Olhem o que eu vou dizer, e lá na Universidade de São Paulo vão ter que me perdoar o que vou dizer a seguir, mas até as 10 Medidas contra a Corrupção tinham mais legitimidade do que isso! Porque pelo menos foram buscar respaldo popular. É verdade que o fizeram de maneira vulgar, mas tentaram pelo menos se inserir na tessitura mínima da manifestação popular, como se diz, no recado que as pessoas podem dizer em relação às suas pretensões punitivas. Mas aqui tivemos um projeto que foi gestado em pouquíssimo tempo e que é incapaz de apresentar os seus pressupostos teóricos, de maneira que eu tenho que supor todos esses pressupostos.
Para um teórico, para um acadêmico, para um cientista, é muito difícil fazer isso, Srs. Deputados. Por quê? Tentem fazem crítica teórica a um projeto que não apresenta os seus standards teóricos. Como é que você critica um projeto que não declara quais foram as fontes que utilizou? É como remar numa substância muito espessa. Você não consegue avançar nesse tema, porque o projeto não declara as fontes de informação que tem.
Vamos prosseguir, para poder demonstrar isso. E não quero nem dizer que o projeto é inconveniente do ponto de vista político-criminal, porque isso já foi dito. É evidente que ele é inconveniente.
Considerem, por exemplo, que existe uma reforma do Código Processual Penal em curso, há a reforma do CPP. Há a reforma do Código Penal em curso. Há um projeto de lei do Senado bastante complexo, e muito interessante, muito mais discutido e informado do que este. Refiro-me ao Projeto de Lei nº 503, de 2013, do Senado Federal, que propõe uma série de mudanças na Lei de Execução Penal, uma série de mudanças no Código Penal, uma série de mudanças nos regimes de cumprimento de pena e nas formas de progressão. E há o projeto do Ministro Alexandre de Moraes.
Portanto, a primeira coisa que eu diria a V.Exas. é a seguinte: eu vincularia a discussão do projeto Anticrime a esses outros projetos, porque é impossível discutir essas alterações que ele propõe sem falar de uma mudança integral no Código Processual Penal brasileiro. Como é que nós vamos instalar a justiça negocial em matéria processual penal, como é possível alterar a lógica processual penal do Brasil, vinculada à tradição romano-germânico ocidental, para instituir um estatuto típico do common law, como o plea bargain, para poder fazer isso como se fosse um enxerto, um transplante? O risco de esse transplante ser malsucedido é enorme. E tanto é, como é definido pelo projeto.

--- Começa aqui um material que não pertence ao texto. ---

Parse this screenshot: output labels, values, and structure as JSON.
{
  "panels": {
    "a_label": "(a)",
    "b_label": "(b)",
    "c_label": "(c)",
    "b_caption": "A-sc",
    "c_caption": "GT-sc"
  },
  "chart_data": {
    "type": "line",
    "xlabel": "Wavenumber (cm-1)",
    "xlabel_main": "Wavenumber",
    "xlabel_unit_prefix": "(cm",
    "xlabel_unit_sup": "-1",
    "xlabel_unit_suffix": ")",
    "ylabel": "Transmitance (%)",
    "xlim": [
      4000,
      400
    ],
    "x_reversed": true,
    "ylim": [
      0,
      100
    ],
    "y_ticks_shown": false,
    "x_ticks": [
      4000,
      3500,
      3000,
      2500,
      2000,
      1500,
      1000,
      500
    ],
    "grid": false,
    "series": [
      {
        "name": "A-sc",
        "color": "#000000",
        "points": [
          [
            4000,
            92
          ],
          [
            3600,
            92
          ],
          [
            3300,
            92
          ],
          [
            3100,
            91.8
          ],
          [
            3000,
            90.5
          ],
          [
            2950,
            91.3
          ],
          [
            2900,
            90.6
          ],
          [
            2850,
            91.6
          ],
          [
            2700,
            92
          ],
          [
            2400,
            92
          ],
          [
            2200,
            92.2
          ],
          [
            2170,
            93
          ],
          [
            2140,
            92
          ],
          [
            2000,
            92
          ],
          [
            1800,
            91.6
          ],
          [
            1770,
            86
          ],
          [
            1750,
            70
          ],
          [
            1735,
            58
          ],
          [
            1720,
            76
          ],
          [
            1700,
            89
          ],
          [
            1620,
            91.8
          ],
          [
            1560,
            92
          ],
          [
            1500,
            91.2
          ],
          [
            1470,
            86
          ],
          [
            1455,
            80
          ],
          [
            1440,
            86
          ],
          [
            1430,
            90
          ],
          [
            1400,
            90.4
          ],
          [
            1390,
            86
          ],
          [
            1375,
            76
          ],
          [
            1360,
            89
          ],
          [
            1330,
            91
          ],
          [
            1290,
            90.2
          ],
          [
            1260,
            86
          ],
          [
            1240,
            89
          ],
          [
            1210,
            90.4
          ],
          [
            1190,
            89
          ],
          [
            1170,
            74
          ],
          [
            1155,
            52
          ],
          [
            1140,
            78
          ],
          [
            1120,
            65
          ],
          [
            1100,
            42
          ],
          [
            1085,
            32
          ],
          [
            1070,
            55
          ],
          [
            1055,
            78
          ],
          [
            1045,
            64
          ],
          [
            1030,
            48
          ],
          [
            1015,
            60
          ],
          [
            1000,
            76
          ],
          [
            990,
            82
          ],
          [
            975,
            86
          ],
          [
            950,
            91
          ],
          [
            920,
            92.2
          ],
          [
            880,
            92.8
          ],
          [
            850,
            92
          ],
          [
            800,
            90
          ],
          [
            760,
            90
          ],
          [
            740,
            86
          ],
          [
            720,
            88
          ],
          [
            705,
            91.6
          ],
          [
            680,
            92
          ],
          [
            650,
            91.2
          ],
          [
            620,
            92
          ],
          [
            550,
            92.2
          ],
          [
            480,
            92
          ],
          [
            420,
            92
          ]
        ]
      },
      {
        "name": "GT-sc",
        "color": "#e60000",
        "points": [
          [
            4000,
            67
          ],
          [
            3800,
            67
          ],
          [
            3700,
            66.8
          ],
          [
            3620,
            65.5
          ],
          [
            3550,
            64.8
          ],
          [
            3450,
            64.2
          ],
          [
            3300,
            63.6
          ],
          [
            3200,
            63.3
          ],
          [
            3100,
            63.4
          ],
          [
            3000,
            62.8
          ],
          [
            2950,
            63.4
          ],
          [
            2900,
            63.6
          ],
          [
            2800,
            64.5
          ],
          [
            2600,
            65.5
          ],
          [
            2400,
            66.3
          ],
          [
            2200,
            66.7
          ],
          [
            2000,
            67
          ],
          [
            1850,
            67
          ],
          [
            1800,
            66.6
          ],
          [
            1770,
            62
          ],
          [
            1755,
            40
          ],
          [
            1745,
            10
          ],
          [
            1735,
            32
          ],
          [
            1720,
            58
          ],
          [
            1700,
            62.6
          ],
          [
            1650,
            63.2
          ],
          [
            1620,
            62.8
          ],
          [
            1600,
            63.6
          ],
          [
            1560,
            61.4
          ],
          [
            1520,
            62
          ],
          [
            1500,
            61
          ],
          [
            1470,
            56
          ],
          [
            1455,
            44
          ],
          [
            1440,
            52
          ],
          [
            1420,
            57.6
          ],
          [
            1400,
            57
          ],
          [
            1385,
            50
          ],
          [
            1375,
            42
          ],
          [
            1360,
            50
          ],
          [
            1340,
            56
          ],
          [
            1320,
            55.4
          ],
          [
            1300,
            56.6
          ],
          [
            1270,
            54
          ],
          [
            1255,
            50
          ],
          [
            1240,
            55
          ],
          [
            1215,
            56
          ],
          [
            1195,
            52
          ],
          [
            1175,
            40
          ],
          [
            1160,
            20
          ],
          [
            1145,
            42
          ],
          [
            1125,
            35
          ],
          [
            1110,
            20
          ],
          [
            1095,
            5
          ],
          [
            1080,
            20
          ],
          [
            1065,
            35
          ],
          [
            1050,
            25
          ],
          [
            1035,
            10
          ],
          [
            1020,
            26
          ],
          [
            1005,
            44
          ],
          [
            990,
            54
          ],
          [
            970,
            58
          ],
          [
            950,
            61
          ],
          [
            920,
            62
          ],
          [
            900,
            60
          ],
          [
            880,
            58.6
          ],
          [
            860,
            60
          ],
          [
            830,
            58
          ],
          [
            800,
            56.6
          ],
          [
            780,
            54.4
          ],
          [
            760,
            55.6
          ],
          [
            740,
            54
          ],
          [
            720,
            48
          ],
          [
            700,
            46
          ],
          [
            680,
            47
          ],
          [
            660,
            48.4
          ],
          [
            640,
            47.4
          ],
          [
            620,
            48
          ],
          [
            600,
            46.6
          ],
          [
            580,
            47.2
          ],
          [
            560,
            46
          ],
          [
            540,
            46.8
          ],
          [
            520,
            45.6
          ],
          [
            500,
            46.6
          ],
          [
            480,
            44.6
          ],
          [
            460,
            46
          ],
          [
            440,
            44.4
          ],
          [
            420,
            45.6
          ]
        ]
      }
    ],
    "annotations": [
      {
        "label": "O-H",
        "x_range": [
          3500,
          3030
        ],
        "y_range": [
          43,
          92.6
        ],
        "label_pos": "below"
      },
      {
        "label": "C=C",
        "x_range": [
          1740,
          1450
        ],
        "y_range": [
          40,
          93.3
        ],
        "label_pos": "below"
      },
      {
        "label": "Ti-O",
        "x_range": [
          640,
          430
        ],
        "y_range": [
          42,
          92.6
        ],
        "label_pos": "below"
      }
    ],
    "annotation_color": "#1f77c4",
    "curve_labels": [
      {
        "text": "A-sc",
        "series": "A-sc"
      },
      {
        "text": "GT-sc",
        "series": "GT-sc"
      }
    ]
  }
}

Vamos aos pontos específicos, primeiro em relação ao art. 23.
O art. 23 traz algo que a literatura penal... E aqui se tem que dar crédito ao Prof. Juarez Cirino dos Santos, que apresentou isso de maneira sintética, e reproduzindo o que a dogmática penal alemã já pensava desde os anos 60, que era a possibilidade de exculpação, total ou parcial, em situações de medo, susto ou perturbação. Nós vamos ter que disputar esses significantes aos quais se atribuem significados concretos, mas dá para dizer que aqui não há uma novidade teórica.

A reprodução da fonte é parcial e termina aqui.